Lekavich has experienced flooding in her hometown for nearly two decades, even though her home is not located in a floodplain. The record-breaking rains of April 2013 prompted her and her neighbors to start Floodlothian Midlothian to publicize the village’s unique story, and seek the help they need to rise above their flood-bound woes.
Millennium Reserve
The Millennium Reserve extends from Chicago's South Side south to the Illinois-Indiana border.
The Calumet Stormwater Collaborative—a group of key stakeholders that are working toward more efficient governance and management of stormwater in the Millennium Reserve/Calumet region—kicked off 2015 with its first monthly meeting in the Village of Midlothian, highlighted by a chilly but informative tour of Midlothian’s most flood-prone areas. The meeting took place on Friday, Jan. 9, 2015, at the Village of Midlothian Town Hall, and brought together a wide variety of government and non-governmental agencies to a local community that is directly benefiting from the Collaborative’s goal-drive planning and investment in stormwater infrastructure. Members of the Collaborative shared the status of existing projects in the local community—such as the Metropolitan Water Reclamation District of Greater Chicago’s inundation study of Natalie Creek and the Center for Neighborhood Technology’s Rain Ready Communities pilot project in Midlothian. Calumet Stormwater Collaborative members were able to receive input from local residents and discuss strategies and solutions that could collectively work toward a flood-free Midlothian.
The first stop on our tour was Natalie Creek, one of Midlothian’s local streams, that notoriously leaves residents such as Lekavich in disarray. As Natalie Creek enters Midlothian from the southwest near the intersection of 149th Street and Kilpatrick Avenue, it is channelized into a series of underground and aboveground culverts. Joe Sparrey from Midlothian’s Public Works Department pointed out where these culverts often become overburdened—resulting in a lot of stormwater in the village’s streets. It is not uncommon for 149th Street between Kilbourn and Kostner avenues—shown in the map below—to be deluged by a storm bringing two inches of rain or less.
At the following three stops on the tour, Sparrey pointed out the yards and homes along Kildare and Keeler avenues that become the resting grounds from much of the rain that overspills from the inundated streets. As a result, Midlothian’s ephemeral lake, dubbed “Lake Helen,” emerges as Helen Lekavich’s yard becomes a relatively static pool of stormwater.
After peering out at the channelized Natalie Creek from one of the recently built bridges that improve the community’s sense of place and reinforce the village’s infrastructure by raising the transecting roadways, the tour ended with homemade cookies in Lekavich’s garage—where Floodlothian Midlothian was brought to fruition.
“Lake Helen” emerges as Helen Lekavich’s yard becomes a relatively static pool of stormwater.
Prior to the group’s existence, Lekavich personally reached out to numerous state and local agencies for help, to no avail.
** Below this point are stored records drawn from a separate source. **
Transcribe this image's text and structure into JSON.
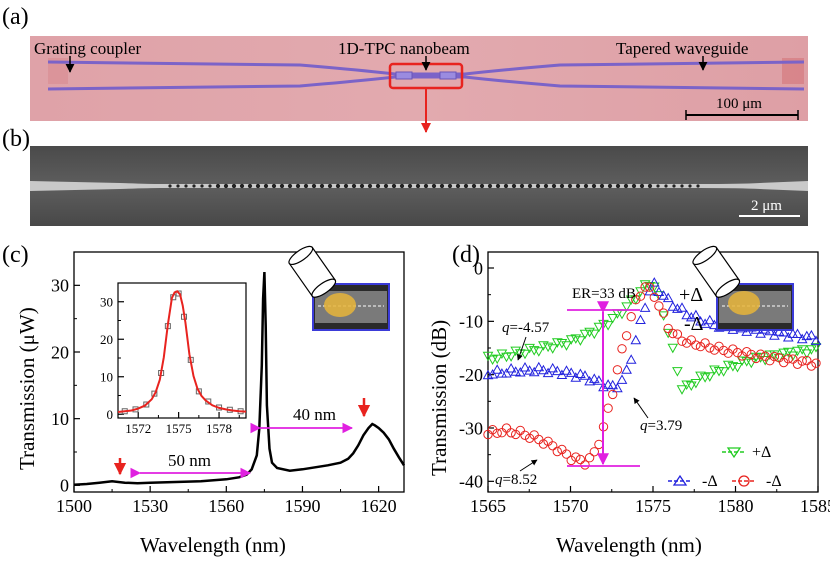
{
  "panel_a": {
    "label": "(a)",
    "annotations": [
      "Grating coupler",
      "1D-TPC nanobeam",
      "Tapered waveguide"
    ],
    "scale_bar": "100 μm",
    "colors": {
      "background": "#e0a6ab",
      "waveguide": "#7b63c8",
      "highlight": "#e8231f"
    }
  },
  "panel_b": {
    "label": "(b)",
    "scale_bar": "2 μm",
    "colors": {
      "background": "#555555",
      "beam": "#c9c9c9"
    }
  },
  "chart_data": [
    {
      "panel": "(c)",
      "type": "line",
      "xlabel": "Wavelength (nm)",
      "ylabel": "Transmission (μW)",
      "xlim": [
        1500,
        1630
      ],
      "ylim": [
        -1,
        35
      ],
      "xticks": [
        "1500",
        "1530",
        "1560",
        "1590",
        "1620"
      ],
      "yticks": [
        "0",
        "10",
        "20",
        "30"
      ],
      "series": [
        {
          "name": "transmission",
          "color": "#000000",
          "x": [
            1500,
            1505,
            1510,
            1515,
            1520,
            1525,
            1530,
            1540,
            1550,
            1560,
            1565,
            1568,
            1570,
            1572,
            1573,
            1574,
            1574.5,
            1575,
            1575.5,
            1576,
            1577,
            1578,
            1580,
            1585,
            1590,
            1595,
            1600,
            1605,
            1608,
            1610,
            1612,
            1614,
            1616,
            1617.5,
            1618.5,
            1620,
            1622,
            1624,
            1626,
            1628,
            1630
          ],
          "y": [
            0.1,
            0.2,
            0.4,
            0.6,
            0.4,
            0.3,
            0.4,
            0.5,
            0.6,
            0.9,
            1.2,
            1.6,
            2.4,
            4.5,
            8.5,
            18,
            28,
            32,
            24,
            12,
            5.5,
            3.4,
            2.6,
            2.2,
            2.4,
            2.7,
            3.0,
            3.4,
            4.0,
            4.8,
            6.0,
            7.5,
            8.6,
            9.2,
            9.0,
            8.6,
            7.9,
            6.9,
            5.5,
            4.2,
            3.0
          ]
        }
      ],
      "annotations": [
        "40 nm",
        "50 nm"
      ],
      "arrow_markers_x": [
        1515,
        1618
      ],
      "inset": {
        "type": "line",
        "xlim": [
          1570.5,
          1580
        ],
        "ylim": [
          -1,
          35
        ],
        "xticks": [
          "1572",
          "1575",
          "1578"
        ],
        "yticks": [
          "0",
          "10",
          "20",
          "30"
        ],
        "fit": {
          "name": "Lorentzian fit",
          "color": "#e8231f",
          "x": [
            1570.5,
            1571,
            1571.5,
            1572,
            1572.5,
            1573,
            1573.3,
            1573.6,
            1573.9,
            1574.2,
            1574.5,
            1574.7,
            1574.9,
            1575,
            1575.1,
            1575.3,
            1575.5,
            1575.8,
            1576.1,
            1576.4,
            1576.7,
            1577,
            1577.5,
            1578,
            1578.5,
            1579,
            1579.5,
            1580
          ],
          "y": [
            0.6,
            0.8,
            1.0,
            1.5,
            2.3,
            4.0,
            5.9,
            9.2,
            15.2,
            24.0,
            31.0,
            32.5,
            32.8,
            32.4,
            32.0,
            29.0,
            24.5,
            16.0,
            10.2,
            6.8,
            4.9,
            3.7,
            2.4,
            1.7,
            1.3,
            1.0,
            0.8,
            0.7
          ]
        },
        "measured": {
          "name": "measured",
          "color": "#666666",
          "x": [
            1571,
            1571.8,
            1572.6,
            1573.2,
            1573.7,
            1574.2,
            1574.6,
            1575,
            1575.4,
            1575.9,
            1576.5,
            1577.2,
            1578,
            1578.8,
            1579.6
          ],
          "y": [
            0.8,
            1.3,
            2.6,
            5.5,
            11.0,
            23.5,
            31.2,
            32.2,
            26.0,
            14.5,
            6.1,
            3.4,
            1.8,
            1.2,
            0.8
          ]
        }
      }
    },
    {
      "panel": "(d)",
      "type": "scatter",
      "xlabel": "Wavelength (nm)",
      "ylabel": "Transmission (dB)",
      "xlim": [
        1565,
        1585
      ],
      "ylim": [
        -42,
        3
      ],
      "xticks": [
        "1565",
        "1570",
        "1575",
        "1580",
        "1585"
      ],
      "yticks": [
        "0",
        "-10",
        "-20",
        "-30",
        "-40"
      ],
      "series": [
        {
          "name": "+Δ",
          "color": "#22cc22",
          "marker": "triangle-down",
          "x": [
            1565,
            1566,
            1567,
            1568,
            1569,
            1570,
            1571,
            1572,
            1572.8,
            1573.5,
            1574.2,
            1574.7,
            1575,
            1575.3,
            1575.6,
            1576,
            1576.4,
            1576.8,
            1577.2,
            1578,
            1579,
            1580,
            1581,
            1582,
            1583,
            1584,
            1585
          ],
          "y": [
            -17,
            -16.5,
            -15.8,
            -15.2,
            -14.5,
            -13.8,
            -12.5,
            -10.8,
            -9,
            -7,
            -4.5,
            -3,
            -2.8,
            -5,
            -8,
            -13,
            -18,
            -23,
            -22,
            -20.5,
            -19.2,
            -18.2,
            -17.2,
            -16.6,
            -16.1,
            -15.6,
            -15.2
          ]
        },
        {
          "name": "-Δ",
          "color": "#2222dd",
          "marker": "triangle-up",
          "x": [
            1565,
            1566,
            1567,
            1568,
            1569,
            1570,
            1571,
            1572,
            1572.7,
            1573.3,
            1573.8,
            1574.3,
            1574.7,
            1575,
            1575.5,
            1576,
            1577,
            1578,
            1579,
            1580,
            1581,
            1582,
            1583,
            1584,
            1585
          ],
          "y": [
            -19.8,
            -19.5,
            -19.2,
            -19.1,
            -19.3,
            -19.8,
            -20.5,
            -21.8,
            -22.5,
            -20.5,
            -15.5,
            -9.5,
            -5,
            -3,
            -4.5,
            -6.5,
            -8.5,
            -10,
            -10.8,
            -11.2,
            -11.6,
            -12.0,
            -12.4,
            -12.8,
            -13.2
          ]
        },
        {
          "name": "-Δ",
          "color": "#e8231f",
          "marker": "circle",
          "x": [
            1565,
            1566,
            1567,
            1568,
            1569,
            1570,
            1571,
            1571.5,
            1572,
            1572.5,
            1573,
            1573.5,
            1574,
            1574.5,
            1575,
            1575.5,
            1576,
            1576.5,
            1577,
            1578,
            1579,
            1580,
            1581,
            1582,
            1583,
            1584,
            1585
          ],
          "y": [
            -31,
            -30.5,
            -31,
            -32,
            -33.5,
            -35.5,
            -36.5,
            -34.5,
            -30,
            -24,
            -17,
            -11,
            -6,
            -3.5,
            -4.5,
            -8,
            -11.5,
            -13,
            -13.8,
            -14.5,
            -15.2,
            -15.8,
            -16.3,
            -16.8,
            -17.2,
            -17.6,
            -18
          ]
        }
      ],
      "annotations": {
        "er": "ER=33 dB",
        "q_green_prefix": "q",
        "q_green": "=-4.57",
        "q_blue_prefix": "q",
        "q_blue": "=3.79",
        "q_red_prefix": "q",
        "q_red": "=8.52"
      },
      "inset_labels": [
        "+Δ",
        "-Δ"
      ],
      "legend": [
        "+Δ",
        "-Δ",
        "-Δ"
      ],
      "legend_position": "bottom-right",
      "er_color": "#e020e0"
    }
  ],
  "panel_labels": {
    "c": "(c)",
    "d": "(d)"
  }
}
But over the past couple of years, Floodlothian Midlothian has been able to effectively foster a bottom-up approach to build capacity and take action so Midlothian residents afflicted by recurring flooding can seek relief. The advocacy group has collected ample amounts of data in the form of personal stories, photography and ‘hard data’ such as flood inundation levels in homeowners’ basements. Combined with their persistent outreach efforts, the Village of Midlothian has found help in the hands of Calumet Stormwater Collaborative members, such as Metropolitan Water Reclamation District of Greater Chicago, the Center for Neighborhood Technology and the U.S. Army Corps of Engineers, to find the relief they desperately need. As priorities carry over into the New Year, the Collaborative is off to a productive start—assisting real people on the ground, not just upholding abstract governance principles.